Here we go again. Trump's team has been throwing the CDC under the bus for a solid two months now. That’s two months during which he didn't do a goddamned thing about ramping up testing, or production of PPE and critical medical equipment and supplies. If there's a failure at the CDC, it's thanks to Trump's having disbanded critical pandemic response units in the CDC and the National Security Council.
It wasn't just the CDC Navarro attacked. He pulled the old "China did it" trick out of his hat, with another dig at the WHO. "The virus was spawned in Wuhan province," Navarro said. "Patient zero was in November. The Chinese, behind the shield of the World Health Organization, for two months hid the virus from the world, and then sent hundreds of thousands of Chinese on aircraft to Milan, New York and around the world to seed that. They could have kept it in Wuhan. Instead, it became a pandemic." Then Navarro turned his sights on the entirety of the medical community for speaking out against the premature reopening of the economy Trump has decided on, saying "some of the people in the medical community want to just run and hide until the virus is extinguished." Which a.) is how an extremely infectious disease is prevented and b.) news to the entire medical community which has put its collective life on the line to try to save people.

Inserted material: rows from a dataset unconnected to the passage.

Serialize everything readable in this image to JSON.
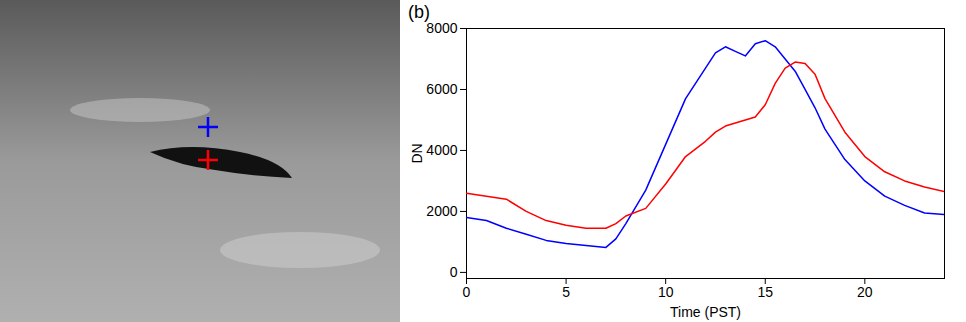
{
  "chart_data": {
    "type": "line",
    "title": "(b)",
    "x_label": "Time (PST)",
    "y_label": "DN",
    "x": [
      0,
      1,
      2,
      3,
      4,
      5,
      6,
      7,
      7.5,
      8,
      9,
      10,
      11,
      12,
      12.5,
      13,
      13.5,
      14,
      14.5,
      15,
      15.5,
      16,
      16.5,
      17,
      17.5,
      18,
      19,
      20,
      21,
      22,
      23,
      24
    ],
    "series": [
      {
        "color": "#0000ff",
        "values": [
          1800,
          1700,
          1450,
          1250,
          1050,
          950,
          880,
          820,
          1100,
          1600,
          2700,
          4200,
          5700,
          6700,
          7200,
          7400,
          7250,
          7100,
          7500,
          7600,
          7400,
          7000,
          6600,
          6000,
          5400,
          4700,
          3700,
          3000,
          2500,
          2200,
          1950,
          1900
        ]
      },
      {
        "color": "#ff0000",
        "values": [
          2600,
          2500,
          2400,
          2000,
          1700,
          1550,
          1450,
          1450,
          1600,
          1850,
          2100,
          2900,
          3800,
          4300,
          4600,
          4800,
          4900,
          5000,
          5100,
          5500,
          6200,
          6700,
          6900,
          6850,
          6500,
          5700,
          4600,
          3800,
          3300,
          3000,
          2800,
          2650
        ]
      }
    ],
    "xlim": [
      0,
      24
    ],
    "xticks": [
      0,
      5,
      10,
      15,
      20
    ],
    "ylim": [
      -200,
      8000
    ],
    "yticks": [
      0,
      2000,
      4000,
      6000,
      8000
    ],
    "grid": false
  }
}
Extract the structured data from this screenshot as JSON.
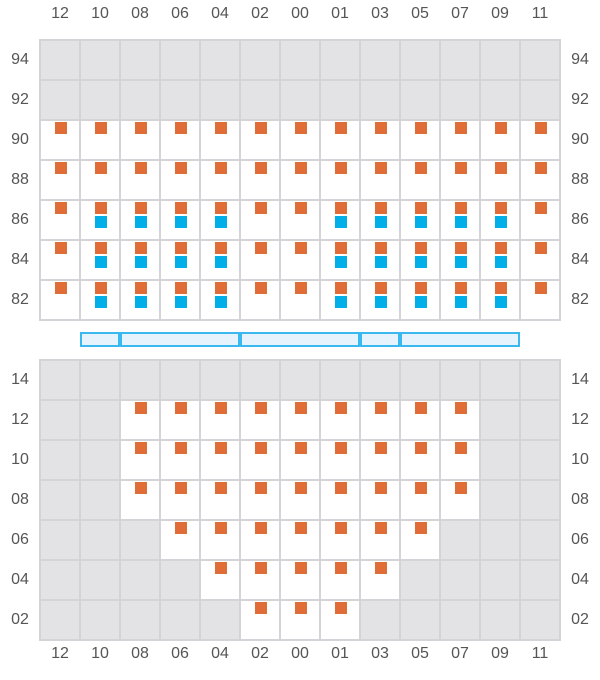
{
  "columns": [
    "12",
    "10",
    "08",
    "06",
    "04",
    "02",
    "00",
    "01",
    "03",
    "05",
    "07",
    "09",
    "11"
  ],
  "colors": {
    "orange": "#e06c37",
    "blue": "#00aee8",
    "gray_cell": "#e3e3e6",
    "grid_line": "#d4d4d8",
    "bar_border": "#3ab8f0",
    "bar_fill": "#e6f3fc"
  },
  "top_section": {
    "rows": [
      {
        "label": "94",
        "cells": [
          "g",
          "g",
          "g",
          "g",
          "g",
          "g",
          "g",
          "g",
          "g",
          "g",
          "g",
          "g",
          "g"
        ]
      },
      {
        "label": "92",
        "cells": [
          "g",
          "g",
          "g",
          "g",
          "g",
          "g",
          "g",
          "g",
          "g",
          "g",
          "g",
          "g",
          "g"
        ]
      },
      {
        "label": "90",
        "cells": [
          "o",
          "o",
          "o",
          "o",
          "o",
          "o",
          "o",
          "o",
          "o",
          "o",
          "o",
          "o",
          "o"
        ]
      },
      {
        "label": "88",
        "cells": [
          "o",
          "o",
          "o",
          "o",
          "o",
          "o",
          "o",
          "o",
          "o",
          "o",
          "o",
          "o",
          "o"
        ]
      },
      {
        "label": "86",
        "cells": [
          "o",
          "ob",
          "ob",
          "ob",
          "ob",
          "o",
          "o",
          "ob",
          "ob",
          "ob",
          "ob",
          "ob",
          "o"
        ]
      },
      {
        "label": "84",
        "cells": [
          "o",
          "ob",
          "ob",
          "ob",
          "ob",
          "o",
          "o",
          "ob",
          "ob",
          "ob",
          "ob",
          "ob",
          "o"
        ]
      },
      {
        "label": "82",
        "cells": [
          "o",
          "ob",
          "ob",
          "ob",
          "ob",
          "o",
          "o",
          "ob",
          "ob",
          "ob",
          "ob",
          "ob",
          "o"
        ]
      }
    ]
  },
  "bar_segments": [
    {
      "from_col": "10",
      "to_col": "10"
    },
    {
      "from_col": "08",
      "to_col": "04"
    },
    {
      "from_col": "02",
      "to_col": "01"
    },
    {
      "from_col": "03",
      "to_col": "03"
    },
    {
      "from_col": "05",
      "to_col": "09"
    }
  ],
  "bottom_section": {
    "rows": [
      {
        "label": "14",
        "cells": [
          "g",
          "g",
          "g",
          "g",
          "g",
          "g",
          "g",
          "g",
          "g",
          "g",
          "g",
          "g",
          "g"
        ]
      },
      {
        "label": "12",
        "cells": [
          "g",
          "g",
          "o",
          "o",
          "o",
          "o",
          "o",
          "o",
          "o",
          "o",
          "o",
          "g",
          "g"
        ]
      },
      {
        "label": "10",
        "cells": [
          "g",
          "g",
          "o",
          "o",
          "o",
          "o",
          "o",
          "o",
          "o",
          "o",
          "o",
          "g",
          "g"
        ]
      },
      {
        "label": "08",
        "cells": [
          "g",
          "g",
          "o",
          "o",
          "o",
          "o",
          "o",
          "o",
          "o",
          "o",
          "o",
          "g",
          "g"
        ]
      },
      {
        "label": "06",
        "cells": [
          "g",
          "g",
          "g",
          "o",
          "o",
          "o",
          "o",
          "o",
          "o",
          "o",
          "g",
          "g",
          "g"
        ]
      },
      {
        "label": "04",
        "cells": [
          "g",
          "g",
          "g",
          "g",
          "o",
          "o",
          "o",
          "o",
          "o",
          "g",
          "g",
          "g",
          "g"
        ]
      },
      {
        "label": "02",
        "cells": [
          "g",
          "g",
          "g",
          "g",
          "g",
          "o",
          "o",
          "o",
          "g",
          "g",
          "g",
          "g",
          "g"
        ]
      }
    ]
  }
}
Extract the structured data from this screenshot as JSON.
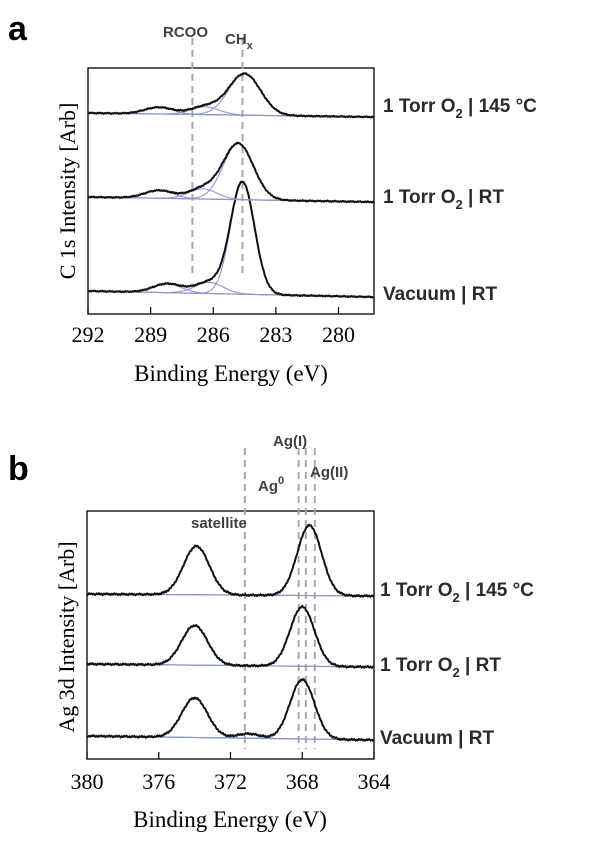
{
  "chart_data": [
    {
      "panel": "a",
      "type": "line",
      "xlabel": "Binding Energy (eV)",
      "ylabel": "C 1s Intensity [Arb]",
      "xlim": [
        292,
        278.3
      ],
      "x_reversed": true,
      "xticks": [
        292,
        289,
        286,
        283,
        280
      ],
      "reference_lines": [
        {
          "label": "RCOO",
          "x": 287.0
        },
        {
          "label": "CH",
          "sub": "x",
          "x": 284.6
        }
      ],
      "series": [
        {
          "name": "Vacuum | RT",
          "peaks": [
            {
              "center": 284.6,
              "height": 1.0,
              "fwhm": 1.35
            },
            {
              "center": 286.2,
              "height": 0.1,
              "fwhm": 1.6
            },
            {
              "center": 288.2,
              "height": 0.08,
              "fwhm": 1.6
            }
          ]
        },
        {
          "name": "1 Torr O2 | RT",
          "peaks": [
            {
              "center": 284.8,
              "height": 0.5,
              "fwhm": 1.7
            },
            {
              "center": 286.5,
              "height": 0.09,
              "fwhm": 1.6
            },
            {
              "center": 288.6,
              "height": 0.07,
              "fwhm": 1.6
            }
          ]
        },
        {
          "name": "1 Torr O2 | 145 °C",
          "peaks": [
            {
              "center": 284.5,
              "height": 0.37,
              "fwhm": 1.8
            },
            {
              "center": 286.4,
              "height": 0.07,
              "fwhm": 1.6
            },
            {
              "center": 288.6,
              "height": 0.06,
              "fwhm": 1.6
            }
          ]
        }
      ]
    },
    {
      "panel": "b",
      "type": "line",
      "xlabel": "Binding Energy (eV)",
      "ylabel": "Ag 3d Intensity [Arb]",
      "xlim": [
        380,
        364
      ],
      "x_reversed": true,
      "xticks": [
        380,
        376,
        372,
        368,
        364
      ],
      "reference_lines": [
        {
          "label": "satellite",
          "x": 371.2
        },
        {
          "label": "Ag",
          "sup": "0",
          "x": 368.2
        },
        {
          "label": "Ag(I)",
          "x": 367.8
        },
        {
          "label": "Ag(II)",
          "x": 367.3
        }
      ],
      "series": [
        {
          "name": "Vacuum | RT",
          "peaks": [
            {
              "center": 374.0,
              "height": 0.44,
              "fwhm": 1.7
            },
            {
              "center": 368.0,
              "height": 0.66,
              "fwhm": 1.6
            },
            {
              "center": 371.0,
              "height": 0.05,
              "fwhm": 1.5
            }
          ]
        },
        {
          "name": "1 Torr O2 | RT",
          "peaks": [
            {
              "center": 374.0,
              "height": 0.44,
              "fwhm": 1.7
            },
            {
              "center": 368.0,
              "height": 0.66,
              "fwhm": 1.6
            }
          ]
        },
        {
          "name": "1 Torr O2 | 145 °C",
          "peaks": [
            {
              "center": 373.9,
              "height": 0.54,
              "fwhm": 1.7
            },
            {
              "center": 367.6,
              "height": 0.78,
              "fwhm": 1.6
            }
          ]
        }
      ]
    }
  ],
  "labels": {
    "panel_a": "a",
    "panel_b": "b",
    "cond_a_145_prefix": "1 Torr O",
    "cond_a_145_sub": "2",
    "cond_a_145_suffix": " | 145 °C",
    "cond_a_rt_prefix": "1 Torr O",
    "cond_a_rt_sub": "2",
    "cond_a_rt_suffix": " | RT",
    "cond_a_vac": "Vacuum | RT",
    "cond_b_145_prefix": "1 Torr O",
    "cond_b_145_sub": "2",
    "cond_b_145_suffix": " | 145 °C",
    "cond_b_rt_prefix": "1 Torr O",
    "cond_b_rt_sub": "2",
    "cond_b_rt_suffix": " | RT",
    "cond_b_vac": "Vacuum | RT",
    "rcoo": "RCOO",
    "chx_main": "CH",
    "chx_sub": "x",
    "satellite": "satellite",
    "ag0_main": "Ag",
    "ag0_sup": "0",
    "ag1": "Ag(I)",
    "ag2": "Ag(II)"
  },
  "colors": {
    "data": "#111111",
    "fit_component": "#8f96cf",
    "background": "#9a9a9a",
    "reference_line": "#a8a8a8"
  }
}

Navarro wasn't done attacking both China and the medical community, though. "What President Trump realized early on is that, if you lock people down, you may save lives directly from the China virus, but you indirectly are going to kill a lot more people" through suicide or substance abuse, Navarro alleged. By the way, China has had fewer than 4,700 deaths and just seven new cases reported
Secretary of Health and Human Services Alex Azar had a hard time toeing the Trump line and defending the CDC, which his department oversees. He was pressed to respond to Navarro on Face the Nation, inadvertently putting the onus on another agency he oversees. "I don't believe the CDC let this country down," Azar said. "I believe the CDC serves an important public health role. And what was always critical was to get the private sector to the table [on testing]." The private sector tried its damnedest to get on board with testing but the Food and Drug Administration refused to relax its restrictions on testing development by outside labs until the middle of March, and then created a run on the necessary supplies the CDC-developed test requires.
But it comes back to the CDC and Azar, who Trump has been dangling on a string for months because of course Azar is to blame for Trump's bad polling when it comes to health care. It didn't help that the CDC's director, Robert Redfield, talked about the fact that the nation's public health infrastructure has been weakened in a congressional hearing last week. "We need to rebuild our nation's public health infrastructure," he told the committee, including "data and data analytics, public health laboratory resilience and our nation's public health workforce." The admission that something is broken was enough to unleash the attack dogs. In this case, the dog was the totally-not-a-public-health-expert Navarro.